2.- Mme Z. sollicite la condamnation de M. M. à lui payer le montant de 90.214,34 euro , à majorer des intérêts moratoires aux taux successifs applicables suivant la loi du 2 août 2002 relative à la lutte contre les retards de paiement dans les transactions commerciales depuis le 1er août 2013 jusqu'à complet paiement.
Elle détaille les sommes qui lui sont dues de la manière suivante :
- Solde du prix de cession : 100.000,00 euro
- Compte-courant créditeur : 10.000 euro
- Inscription hypothécaire : 3.650,00 euro
Elle accepte d'en déduire les montants suivants :
- TVA : - 10.651,05 euro
- Onss : - 6.550,09 euro
- Luminus : - 5.406,34 euro
- Salaire : - 828,18 euro
3.- M. M. conteste être redevable des sommes réclamées par Mme Z..
Bien qu'il reproche à cette dernière d'avoir été l'auteur d'un dol principal ayant vicié totalement son consentement, il ne sollicite pas l'annulation de la convention de cession de parts mais, uniquement, la réduction du prix de cession à concurrence du solde restant impayé à ce jour et des dommages et intérêts à concurrence de 15.000 euro évalués ex aequo et bono.

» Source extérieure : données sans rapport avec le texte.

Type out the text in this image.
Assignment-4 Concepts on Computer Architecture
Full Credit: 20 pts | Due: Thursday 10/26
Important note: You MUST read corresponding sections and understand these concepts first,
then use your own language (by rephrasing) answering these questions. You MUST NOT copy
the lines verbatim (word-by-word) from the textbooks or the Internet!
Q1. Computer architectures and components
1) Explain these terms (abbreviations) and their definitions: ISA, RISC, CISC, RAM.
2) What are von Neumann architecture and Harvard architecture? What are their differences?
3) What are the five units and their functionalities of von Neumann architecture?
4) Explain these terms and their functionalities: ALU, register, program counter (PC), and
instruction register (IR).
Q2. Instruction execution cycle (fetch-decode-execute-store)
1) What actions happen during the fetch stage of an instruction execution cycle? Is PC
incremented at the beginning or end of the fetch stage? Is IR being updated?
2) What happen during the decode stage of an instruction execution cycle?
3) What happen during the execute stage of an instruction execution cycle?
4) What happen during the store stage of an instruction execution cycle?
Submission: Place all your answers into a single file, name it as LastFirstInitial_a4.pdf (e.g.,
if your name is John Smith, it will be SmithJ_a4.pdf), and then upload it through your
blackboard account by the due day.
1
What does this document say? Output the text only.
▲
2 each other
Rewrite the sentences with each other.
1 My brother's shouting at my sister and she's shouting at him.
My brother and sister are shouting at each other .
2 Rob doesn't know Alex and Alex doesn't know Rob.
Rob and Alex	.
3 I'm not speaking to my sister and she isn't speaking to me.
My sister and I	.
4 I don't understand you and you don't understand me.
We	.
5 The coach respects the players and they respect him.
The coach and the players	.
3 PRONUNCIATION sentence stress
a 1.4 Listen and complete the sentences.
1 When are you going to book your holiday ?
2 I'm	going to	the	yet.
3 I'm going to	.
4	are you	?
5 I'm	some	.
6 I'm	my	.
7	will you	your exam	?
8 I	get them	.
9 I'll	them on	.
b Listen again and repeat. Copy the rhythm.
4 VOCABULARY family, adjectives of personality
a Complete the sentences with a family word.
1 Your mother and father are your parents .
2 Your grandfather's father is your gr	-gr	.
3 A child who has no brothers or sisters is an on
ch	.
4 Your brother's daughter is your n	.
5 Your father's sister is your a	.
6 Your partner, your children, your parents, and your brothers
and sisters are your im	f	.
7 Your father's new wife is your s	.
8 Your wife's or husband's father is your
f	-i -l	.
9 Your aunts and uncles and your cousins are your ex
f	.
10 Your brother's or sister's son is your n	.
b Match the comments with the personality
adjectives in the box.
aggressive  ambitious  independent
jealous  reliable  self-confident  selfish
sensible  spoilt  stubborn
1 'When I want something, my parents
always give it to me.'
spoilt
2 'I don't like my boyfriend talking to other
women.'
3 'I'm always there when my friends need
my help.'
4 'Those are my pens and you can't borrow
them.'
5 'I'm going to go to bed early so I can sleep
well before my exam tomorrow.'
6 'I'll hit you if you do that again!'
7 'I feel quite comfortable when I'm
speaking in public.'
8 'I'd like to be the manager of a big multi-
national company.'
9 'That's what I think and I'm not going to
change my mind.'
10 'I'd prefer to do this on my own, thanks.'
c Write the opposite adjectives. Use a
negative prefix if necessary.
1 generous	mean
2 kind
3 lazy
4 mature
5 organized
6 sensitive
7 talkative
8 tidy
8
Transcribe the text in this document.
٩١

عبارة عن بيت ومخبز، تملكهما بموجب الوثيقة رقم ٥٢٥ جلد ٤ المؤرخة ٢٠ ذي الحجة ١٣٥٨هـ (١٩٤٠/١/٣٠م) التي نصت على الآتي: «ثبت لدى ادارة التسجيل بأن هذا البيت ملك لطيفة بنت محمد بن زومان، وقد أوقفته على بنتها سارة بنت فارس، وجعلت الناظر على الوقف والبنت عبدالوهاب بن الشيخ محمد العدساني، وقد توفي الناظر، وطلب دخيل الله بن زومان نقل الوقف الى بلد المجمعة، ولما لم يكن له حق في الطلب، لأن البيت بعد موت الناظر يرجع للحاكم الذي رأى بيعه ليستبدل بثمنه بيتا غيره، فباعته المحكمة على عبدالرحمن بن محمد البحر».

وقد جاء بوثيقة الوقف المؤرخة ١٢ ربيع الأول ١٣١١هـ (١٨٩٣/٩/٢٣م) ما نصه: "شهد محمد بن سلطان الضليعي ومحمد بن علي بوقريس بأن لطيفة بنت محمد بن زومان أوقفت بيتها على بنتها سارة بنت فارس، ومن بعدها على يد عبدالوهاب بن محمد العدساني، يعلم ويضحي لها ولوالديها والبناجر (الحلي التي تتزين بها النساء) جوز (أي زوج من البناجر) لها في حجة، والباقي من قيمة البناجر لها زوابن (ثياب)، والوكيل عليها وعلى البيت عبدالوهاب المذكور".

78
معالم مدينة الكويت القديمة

Ce faisant, M. M. n'invoque pas le fait que Mme Z. ait été l'auteur d'un dol principal mais bien d'un dol incident.
1. La réduction du prix convenu pour la cession des parts
a. Les principes applicables
4.- L'article 1116 du Code civil dispose que : « Le dol est une cause de nullité de la convention lorsque les manœuvres pratiquées par l'une des parties sont telles qu'il est évident que, sans ces manœuvres, l'autre partie n'aurait pas contracté. Il ne se présume pas, et doit être prouvé ».
Il y a dol lors de l'emploi de moyens répréhensibles par une personne en vue de tromper une autre et la décider à accomplir, sous l'influence de l'erreur créée dans son esprit, un acte juridique préjudiciable dont le profit ira à l'auteur de ce dol ou à un tiers. Les tromperies de l'auteur du dol provoquent donc dans le chef de la victime une discordance entre la volonté réelle et la volonté déclarée (A. Coibion, "Le dol en matière de conventions de cessions d'actions. La revanche de l'ingénu", R.D.C., 2001, pp. 48-56 ; C. Goux, "L'erreur, le dol et la lésion qualifiée: analyse et comparaisons", R.G.D.C., 2000, pp. 6-41).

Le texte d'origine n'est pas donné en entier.